Саша помолчала. Потом сказала, словно бы уже о другом:
– Я не знаю, что делать. Полине я не нужна. А больше мне, кажется, и делать нечего.
– Почему? – Слава слегка наклонился к ней и удивленно приподнял брови. Саша взглянула на его губы и заставила себя отвернуться.
– Ну как почему…
– Но ведь на Полине мир не заканчивается понимаешь? Вон сколько людей вокруг. Может быть, твои родители?..
– Нет, – резко прервала его Саша. – Я им не нужна. Никогда не была нужна. Это безусловно.
– Ну не они, так кто-то другой… Ты люби всех, и кто-нибудь обязательно откликнется.
Саша молча смотрела вниз: там три воробья выковыривали втоптанные в плотный мокрый снег семечки.
– А ты, – спросила она, – ты делаешь так? Любишь всех? Или просто играешь роль чокнутого странствующего проповедника?
– Я люблю, – серьезно кивнул Слава. – Тебя, Полину, которую совсем не знаю, воробьев – всех, кто живет. И я стараюсь никому не делать больно. Боли хватает и без меня.
– Любить и жалеть…
– Именно так. И знаешь что? Может быть, Полина все еще нуждается в тебе? Может быть, она ждет твоей помощи или твоей любви, но ей стыдно и страшно признаться?
– Знаешь что? – сказала Саша. – Ты юродивый, вот что!
Она встала со скамейки и пошла прочь.
5
Утро было ясным и морозным. Снег на тротуарах, по большей части, стаял, и зимние ботинки глухо шаркали по пыльному асфальту. В семь утра этот звук эхом отдавался от спящих домов.
Ветер стал подниматься к полудню. Виктор как раз обедал в столовой и видел в окно, у которого стоял его столик, как люди, подняв воротники, перебегают заводской двор.
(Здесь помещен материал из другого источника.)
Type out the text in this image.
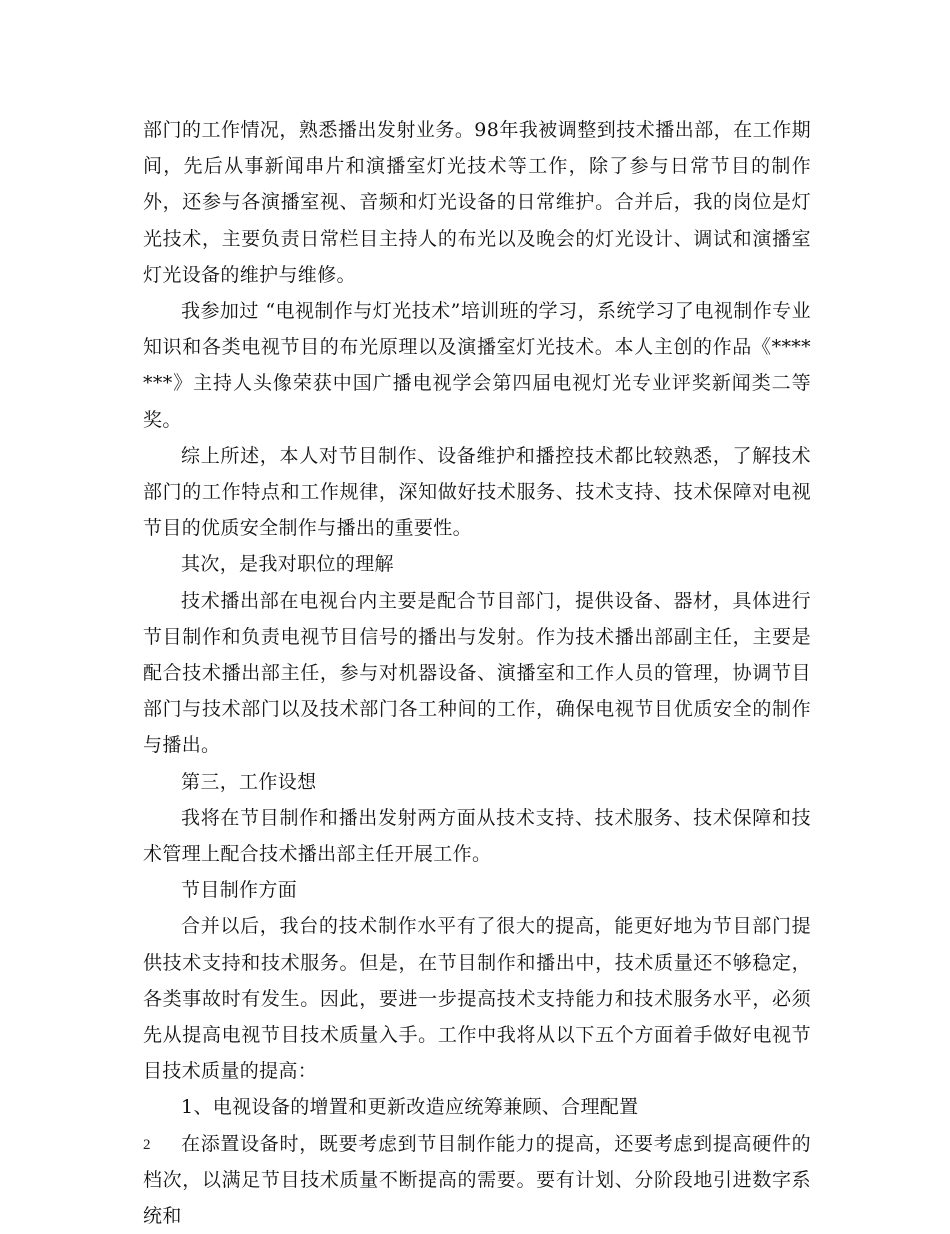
部门的工作情况，熟悉播出发射业务。98年我被调整到技术播出部，在工作期间，先后从事新闻串片和演播室灯光技术等工作，除了参与日常节目的制作外，还参与各演播室视、音频和灯光设备的日常维护。合并后，我的岗位是灯光技术，主要负责日常栏目主持人的布光以及晚会的灯光设计、调试和演播室灯光设备的维护与维修。

我参加过 “电视制作与灯光技术”培训班的学习，系统学习了电视制作专业知识和各类电视节目的布光原理以及演播室灯光技术。本人主创的作品《*******》主持人头像荣获中国广播电视学会第四届电视灯光专业评奖新闻类二等奖。

综上所述，本人对节目制作、设备维护和播控技术都比较熟悉，了解技术部门的工作特点和工作规律，深知做好技术服务、技术支持、技术保障对电视节目的优质安全制作与播出的重要性。

其次，是我对职位的理解

技术播出部在电视台内主要是配合节目部门，提供设备、器材，具体进行节目制作和负责电视节目信号的播出与发射。作为技术播出部副主任，主要是配合技术播出部主任，参与对机器设备、演播室和工作人员的管理，协调节目部门与技术部门以及技术部门各工种间的工作，确保电视节目优质安全的制作与播出。

第三，工作设想

我将在节目制作和播出发射两方面从技术支持、技术服务、技术保障和技术管理上配合技术播出部主任开展工作。

节目制作方面

合并以后，我台的技术制作水平有了很大的提高，能更好地为节目部门提供技术支持和技术服务。但是，在节目制作和播出中，技术质量还不够稳定，各类事故时有发生。因此，要进一步提高技术支持能力和技术服务水平，必须先从提高电视节目技术质量入手。工作中我将从以下五个方面着手做好电视节目技术质量的提高：

1、电视设备的增置和更新改造应统筹兼顾、合理配置

在添置设备时，既要考虑到节目制作能力的提高，还要考虑到提高硬件的档次，以满足节目技术质量不断提高的需要。要有计划、分阶段地引进数字系统和

2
Ветер усиливался и креп, небо заносило плотными тучами.
Виктор вышел с работы в пять и едва не задохнулся, когда порыв ветра ударил в лицо. Это смутно напомнило ему о чем-то.
Снега не было, и оттого казалось особенно холодно. Уши сразу покраснели и замерзли. Начали слезиться глаза. Ветер кидал в них смерзшуюся пыль и крохотные льдинки, уцелевшие после недельной оттепели. Раскачивались над головой провода, и трамвай, лишенный электричества, встал между остановками.
Маршрутки были забиты битком, Виктору пришлось идти пешком через весь город. Сначала он не спешил, но потом начал ускорять шаг и, только когда почти уже бежал, вдруг вспомнил, почему все это кажется ему таким знакомым: бешеный ветер, звенящие провода, поднятые воротники и сильные порывы, которые мешают дышать.
Он уговаривал себя, что все это бред, просто кадры телешоу, и девушке на самом деле ничего не грозит. И, может быть, такой девушки нет вообще. И даже скорее всего.
Но он миновал свой дом и отправился к Сашиной школе, придерживая на плече ремень большой полупустой сумки, которая так и норовила соскользнуть. Виктор бросил бы ее, если бы был уверен, что там, куда он бежит, действительно есть кого спасать.
Улица была прямой: он видел свет в школьных окнах почти от дома и, кажется, мог различить темный силуэт ясеня на перекрестке. Возле него было спокойно и тихо: не стояла машина скорой, не бегали, суетясь, люди.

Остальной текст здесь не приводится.